You can only add auras using this, or remove ones you previously added. You can't use "hide" to change the default behaviour of showing buffs/debuffs that match the ability name.
You can stop an ability from ever getting highlighted due to the default name matching.
/lba ignore list - list abilities never to highlight
/lba ignore add <ability>
/lba ignore remove <ability>
If ability is in your spell book you can use it by name otherwise spell ID.
Every ability and every buff/debuff has an associated Spell ID, which you need to know to configure custom highlights (above).
LiteButtonAuras doesn't include any helpers for finding spell IDs, you'll need to do it yourself. Here are three ways to do this:
- Look up wowhead.com. The spell ID is the number after spell= in the URL.
- Get an addon that adds Spell IDs to the tooltip.
- If you have the Details! addon, it keeps a list of spells you can view with
/details spells
- Macro @units. There's no simple way to figure out what unit an action will target. It can be done with a lot of complex processing, maybe. If Blizzard ever added a GetActionUnit() I would do it in a heartbeat so I can have focus interrupt suggesting.
- Non-Auras. E.g. channeling time, combo/chi/holy power/etc points. A lot of these could be done, but LBA's focus is on auras only and I personally feel those are better done in other ways or by other addons.

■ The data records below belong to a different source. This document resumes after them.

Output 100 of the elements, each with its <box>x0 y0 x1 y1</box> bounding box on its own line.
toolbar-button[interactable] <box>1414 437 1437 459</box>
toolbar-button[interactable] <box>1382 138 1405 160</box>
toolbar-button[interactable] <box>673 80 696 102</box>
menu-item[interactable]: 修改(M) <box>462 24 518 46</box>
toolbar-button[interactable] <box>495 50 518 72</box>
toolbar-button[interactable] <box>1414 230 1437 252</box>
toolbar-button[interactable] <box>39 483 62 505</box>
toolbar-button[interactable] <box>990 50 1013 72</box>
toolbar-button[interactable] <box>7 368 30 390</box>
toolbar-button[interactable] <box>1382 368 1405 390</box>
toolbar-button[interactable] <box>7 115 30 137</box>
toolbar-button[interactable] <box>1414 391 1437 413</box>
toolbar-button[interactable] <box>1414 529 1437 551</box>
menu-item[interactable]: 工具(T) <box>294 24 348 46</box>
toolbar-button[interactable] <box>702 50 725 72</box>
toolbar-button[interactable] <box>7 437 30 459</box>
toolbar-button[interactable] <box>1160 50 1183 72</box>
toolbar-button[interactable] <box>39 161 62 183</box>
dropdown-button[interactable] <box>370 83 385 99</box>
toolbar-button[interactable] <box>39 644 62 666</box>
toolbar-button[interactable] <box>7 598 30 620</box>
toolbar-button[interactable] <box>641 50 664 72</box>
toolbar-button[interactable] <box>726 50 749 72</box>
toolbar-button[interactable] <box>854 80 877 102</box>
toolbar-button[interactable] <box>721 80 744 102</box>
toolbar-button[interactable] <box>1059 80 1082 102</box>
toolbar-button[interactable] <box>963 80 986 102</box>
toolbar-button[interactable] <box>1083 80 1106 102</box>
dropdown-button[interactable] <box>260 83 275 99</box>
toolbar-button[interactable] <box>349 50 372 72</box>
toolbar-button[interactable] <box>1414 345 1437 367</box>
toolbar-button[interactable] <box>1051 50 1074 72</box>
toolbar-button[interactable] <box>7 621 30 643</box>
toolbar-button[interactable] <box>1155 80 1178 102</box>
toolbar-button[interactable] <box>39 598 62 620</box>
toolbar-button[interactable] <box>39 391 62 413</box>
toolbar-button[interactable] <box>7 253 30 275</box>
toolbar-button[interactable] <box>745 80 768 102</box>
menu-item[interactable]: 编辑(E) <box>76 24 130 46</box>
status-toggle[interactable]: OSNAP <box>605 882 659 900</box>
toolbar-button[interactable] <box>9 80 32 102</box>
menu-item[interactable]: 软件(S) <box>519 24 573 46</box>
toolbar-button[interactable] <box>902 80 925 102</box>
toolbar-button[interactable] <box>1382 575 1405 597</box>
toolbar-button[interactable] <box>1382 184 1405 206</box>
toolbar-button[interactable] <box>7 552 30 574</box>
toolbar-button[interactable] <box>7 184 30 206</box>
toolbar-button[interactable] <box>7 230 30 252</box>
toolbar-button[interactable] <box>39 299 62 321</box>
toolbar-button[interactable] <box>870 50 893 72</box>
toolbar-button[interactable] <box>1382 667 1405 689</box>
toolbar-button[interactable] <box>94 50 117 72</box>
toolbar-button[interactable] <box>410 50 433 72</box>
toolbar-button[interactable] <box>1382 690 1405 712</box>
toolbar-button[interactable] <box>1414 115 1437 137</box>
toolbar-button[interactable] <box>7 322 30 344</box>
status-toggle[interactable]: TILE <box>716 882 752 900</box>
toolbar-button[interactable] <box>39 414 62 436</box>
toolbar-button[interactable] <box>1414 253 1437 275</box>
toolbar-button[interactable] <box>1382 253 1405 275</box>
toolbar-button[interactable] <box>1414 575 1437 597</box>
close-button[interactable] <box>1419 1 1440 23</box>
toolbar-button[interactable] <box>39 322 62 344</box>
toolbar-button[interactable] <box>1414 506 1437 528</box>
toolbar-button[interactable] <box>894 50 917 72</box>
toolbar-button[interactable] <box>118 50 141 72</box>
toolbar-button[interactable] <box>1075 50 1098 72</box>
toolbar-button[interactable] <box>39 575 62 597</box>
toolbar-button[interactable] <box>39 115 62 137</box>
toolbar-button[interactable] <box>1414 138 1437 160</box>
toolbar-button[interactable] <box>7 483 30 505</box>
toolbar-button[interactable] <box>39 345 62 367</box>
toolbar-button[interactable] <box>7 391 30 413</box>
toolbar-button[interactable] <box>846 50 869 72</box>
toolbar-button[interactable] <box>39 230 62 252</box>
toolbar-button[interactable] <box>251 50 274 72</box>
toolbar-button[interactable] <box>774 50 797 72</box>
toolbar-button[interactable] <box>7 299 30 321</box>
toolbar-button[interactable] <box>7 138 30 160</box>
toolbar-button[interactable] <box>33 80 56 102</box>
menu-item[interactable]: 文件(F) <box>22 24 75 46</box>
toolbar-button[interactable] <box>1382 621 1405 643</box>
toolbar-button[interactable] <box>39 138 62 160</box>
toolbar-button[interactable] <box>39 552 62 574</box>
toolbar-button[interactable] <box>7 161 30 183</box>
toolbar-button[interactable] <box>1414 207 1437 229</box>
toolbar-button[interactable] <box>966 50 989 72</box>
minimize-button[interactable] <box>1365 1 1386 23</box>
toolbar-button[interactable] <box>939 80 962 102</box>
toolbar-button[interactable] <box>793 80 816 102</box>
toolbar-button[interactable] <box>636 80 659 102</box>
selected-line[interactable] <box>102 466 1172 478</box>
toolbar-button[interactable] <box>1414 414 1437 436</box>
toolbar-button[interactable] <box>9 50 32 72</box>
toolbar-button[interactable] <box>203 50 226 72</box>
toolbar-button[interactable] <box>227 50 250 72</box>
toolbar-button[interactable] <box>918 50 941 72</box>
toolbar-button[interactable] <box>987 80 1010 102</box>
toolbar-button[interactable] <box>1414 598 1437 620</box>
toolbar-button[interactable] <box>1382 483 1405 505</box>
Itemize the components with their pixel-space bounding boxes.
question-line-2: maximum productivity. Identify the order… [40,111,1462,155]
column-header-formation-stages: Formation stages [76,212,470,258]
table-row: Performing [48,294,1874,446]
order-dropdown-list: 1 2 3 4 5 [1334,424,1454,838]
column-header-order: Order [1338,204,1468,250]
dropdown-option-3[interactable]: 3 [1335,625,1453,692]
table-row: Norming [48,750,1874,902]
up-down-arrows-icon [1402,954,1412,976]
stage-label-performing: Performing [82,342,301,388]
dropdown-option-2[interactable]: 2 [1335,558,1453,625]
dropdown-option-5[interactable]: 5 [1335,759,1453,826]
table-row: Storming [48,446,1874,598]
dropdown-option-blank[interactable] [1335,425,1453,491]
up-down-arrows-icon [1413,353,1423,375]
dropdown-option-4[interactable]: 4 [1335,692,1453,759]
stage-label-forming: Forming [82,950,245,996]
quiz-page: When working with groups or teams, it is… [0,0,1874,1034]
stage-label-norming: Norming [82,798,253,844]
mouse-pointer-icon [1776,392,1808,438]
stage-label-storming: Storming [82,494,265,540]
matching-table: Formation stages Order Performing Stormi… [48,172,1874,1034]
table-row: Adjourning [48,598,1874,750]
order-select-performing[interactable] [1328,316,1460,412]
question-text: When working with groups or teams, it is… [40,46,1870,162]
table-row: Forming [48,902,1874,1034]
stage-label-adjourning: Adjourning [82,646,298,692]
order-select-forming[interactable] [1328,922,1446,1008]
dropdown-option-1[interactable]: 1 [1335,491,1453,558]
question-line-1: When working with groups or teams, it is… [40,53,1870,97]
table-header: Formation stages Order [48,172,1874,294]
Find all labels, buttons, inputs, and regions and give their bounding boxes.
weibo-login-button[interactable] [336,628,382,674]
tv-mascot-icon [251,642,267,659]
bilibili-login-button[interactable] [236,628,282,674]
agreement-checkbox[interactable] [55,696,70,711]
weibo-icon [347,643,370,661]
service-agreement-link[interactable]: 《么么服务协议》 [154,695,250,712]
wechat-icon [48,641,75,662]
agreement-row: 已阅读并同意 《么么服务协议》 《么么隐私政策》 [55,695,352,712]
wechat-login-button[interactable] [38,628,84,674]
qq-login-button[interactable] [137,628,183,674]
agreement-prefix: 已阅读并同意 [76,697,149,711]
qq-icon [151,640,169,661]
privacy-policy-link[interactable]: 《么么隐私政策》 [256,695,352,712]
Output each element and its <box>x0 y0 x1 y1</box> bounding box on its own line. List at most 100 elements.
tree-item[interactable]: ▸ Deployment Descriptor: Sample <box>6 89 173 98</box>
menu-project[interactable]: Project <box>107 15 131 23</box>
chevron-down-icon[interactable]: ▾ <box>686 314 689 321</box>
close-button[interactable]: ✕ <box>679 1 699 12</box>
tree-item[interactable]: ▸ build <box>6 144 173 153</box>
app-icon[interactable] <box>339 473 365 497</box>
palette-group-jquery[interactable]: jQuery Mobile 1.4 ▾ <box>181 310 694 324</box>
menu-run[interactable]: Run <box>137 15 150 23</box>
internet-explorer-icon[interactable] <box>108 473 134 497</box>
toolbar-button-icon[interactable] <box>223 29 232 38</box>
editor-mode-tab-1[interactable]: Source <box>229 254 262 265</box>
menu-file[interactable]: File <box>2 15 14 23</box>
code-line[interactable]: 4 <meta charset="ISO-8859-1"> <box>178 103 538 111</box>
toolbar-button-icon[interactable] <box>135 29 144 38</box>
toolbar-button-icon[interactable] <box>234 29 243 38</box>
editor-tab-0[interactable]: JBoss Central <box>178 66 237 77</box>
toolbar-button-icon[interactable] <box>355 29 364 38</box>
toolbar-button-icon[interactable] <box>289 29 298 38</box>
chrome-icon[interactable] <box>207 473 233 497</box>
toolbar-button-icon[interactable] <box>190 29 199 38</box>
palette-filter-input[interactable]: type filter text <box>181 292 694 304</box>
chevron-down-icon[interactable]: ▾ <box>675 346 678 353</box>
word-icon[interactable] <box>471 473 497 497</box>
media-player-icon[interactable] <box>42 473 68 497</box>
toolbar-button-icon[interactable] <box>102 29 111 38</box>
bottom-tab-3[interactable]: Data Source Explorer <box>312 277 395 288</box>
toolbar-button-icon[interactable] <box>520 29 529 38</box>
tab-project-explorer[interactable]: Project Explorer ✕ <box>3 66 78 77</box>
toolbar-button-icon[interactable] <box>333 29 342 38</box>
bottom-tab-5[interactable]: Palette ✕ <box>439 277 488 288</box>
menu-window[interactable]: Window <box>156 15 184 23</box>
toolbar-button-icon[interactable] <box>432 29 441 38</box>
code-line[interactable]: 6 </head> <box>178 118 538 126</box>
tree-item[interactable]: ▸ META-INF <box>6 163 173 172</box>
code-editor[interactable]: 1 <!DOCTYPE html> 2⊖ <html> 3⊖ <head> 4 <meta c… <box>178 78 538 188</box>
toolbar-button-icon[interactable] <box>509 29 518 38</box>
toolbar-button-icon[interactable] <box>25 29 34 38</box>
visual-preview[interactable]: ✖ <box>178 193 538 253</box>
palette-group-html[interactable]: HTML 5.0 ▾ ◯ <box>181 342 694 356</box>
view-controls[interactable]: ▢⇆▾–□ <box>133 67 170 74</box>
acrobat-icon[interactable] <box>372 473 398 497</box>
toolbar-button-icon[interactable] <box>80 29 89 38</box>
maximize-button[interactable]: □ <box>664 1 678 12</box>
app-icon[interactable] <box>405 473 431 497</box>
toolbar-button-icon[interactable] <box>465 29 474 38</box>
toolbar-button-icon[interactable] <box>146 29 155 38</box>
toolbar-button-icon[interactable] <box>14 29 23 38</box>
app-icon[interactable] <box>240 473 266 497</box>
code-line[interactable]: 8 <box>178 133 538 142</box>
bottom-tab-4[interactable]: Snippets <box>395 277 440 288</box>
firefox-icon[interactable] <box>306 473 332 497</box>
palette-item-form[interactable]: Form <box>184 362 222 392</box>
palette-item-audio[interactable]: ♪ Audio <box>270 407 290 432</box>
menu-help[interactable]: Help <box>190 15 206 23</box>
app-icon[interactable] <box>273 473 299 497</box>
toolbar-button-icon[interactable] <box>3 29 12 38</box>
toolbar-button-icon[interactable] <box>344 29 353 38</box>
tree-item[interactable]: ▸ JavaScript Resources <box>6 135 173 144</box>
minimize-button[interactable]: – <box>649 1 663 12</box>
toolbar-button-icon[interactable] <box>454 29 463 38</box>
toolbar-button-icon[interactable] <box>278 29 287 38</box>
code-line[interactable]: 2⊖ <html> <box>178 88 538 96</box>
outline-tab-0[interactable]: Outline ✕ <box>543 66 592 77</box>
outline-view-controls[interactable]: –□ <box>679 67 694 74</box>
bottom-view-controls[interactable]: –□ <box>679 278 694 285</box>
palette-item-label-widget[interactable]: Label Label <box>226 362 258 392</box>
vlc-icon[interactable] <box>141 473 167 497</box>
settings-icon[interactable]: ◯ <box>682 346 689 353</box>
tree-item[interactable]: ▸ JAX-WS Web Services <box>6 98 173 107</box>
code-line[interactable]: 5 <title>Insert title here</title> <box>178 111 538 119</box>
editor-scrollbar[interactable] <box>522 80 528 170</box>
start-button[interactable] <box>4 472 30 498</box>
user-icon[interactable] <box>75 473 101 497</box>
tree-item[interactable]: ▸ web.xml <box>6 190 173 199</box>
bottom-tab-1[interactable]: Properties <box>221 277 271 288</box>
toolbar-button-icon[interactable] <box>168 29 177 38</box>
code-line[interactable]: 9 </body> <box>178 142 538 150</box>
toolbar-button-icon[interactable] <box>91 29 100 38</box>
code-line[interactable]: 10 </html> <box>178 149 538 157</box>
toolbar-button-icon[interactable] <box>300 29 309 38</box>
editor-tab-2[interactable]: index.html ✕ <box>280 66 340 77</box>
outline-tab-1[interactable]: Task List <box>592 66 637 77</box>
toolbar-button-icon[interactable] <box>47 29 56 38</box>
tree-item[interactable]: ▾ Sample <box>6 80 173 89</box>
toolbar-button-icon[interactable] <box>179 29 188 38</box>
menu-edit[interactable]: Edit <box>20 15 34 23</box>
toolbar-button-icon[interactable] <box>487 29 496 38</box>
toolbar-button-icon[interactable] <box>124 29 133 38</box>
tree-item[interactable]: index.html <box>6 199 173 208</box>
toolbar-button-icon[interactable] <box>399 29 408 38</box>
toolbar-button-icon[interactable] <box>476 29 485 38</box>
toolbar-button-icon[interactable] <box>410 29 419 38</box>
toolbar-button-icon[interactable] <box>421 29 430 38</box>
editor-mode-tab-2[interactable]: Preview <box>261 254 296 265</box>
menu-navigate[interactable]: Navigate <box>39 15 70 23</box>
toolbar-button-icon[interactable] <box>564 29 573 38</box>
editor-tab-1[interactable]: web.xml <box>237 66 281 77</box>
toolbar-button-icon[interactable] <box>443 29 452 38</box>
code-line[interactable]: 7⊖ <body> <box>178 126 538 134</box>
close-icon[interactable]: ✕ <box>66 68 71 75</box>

In general a lot of not supporting things involves keeping LiteButtonAuras small and simple enough that when a major WoW release comes out I can update it without causing myself so much stress I give up.
If more than two weeks go by after a major patch and this addon isn't updated, I've probably been hit by a bus. In that case I encourage anyone with the necessary ability to take over maintenance of the addon. It is released under the terms of the GNU General Public License, which means anyone can take it and do whatever they want with it, as long as they don't claim they wrote it and they too release their code under the same terms.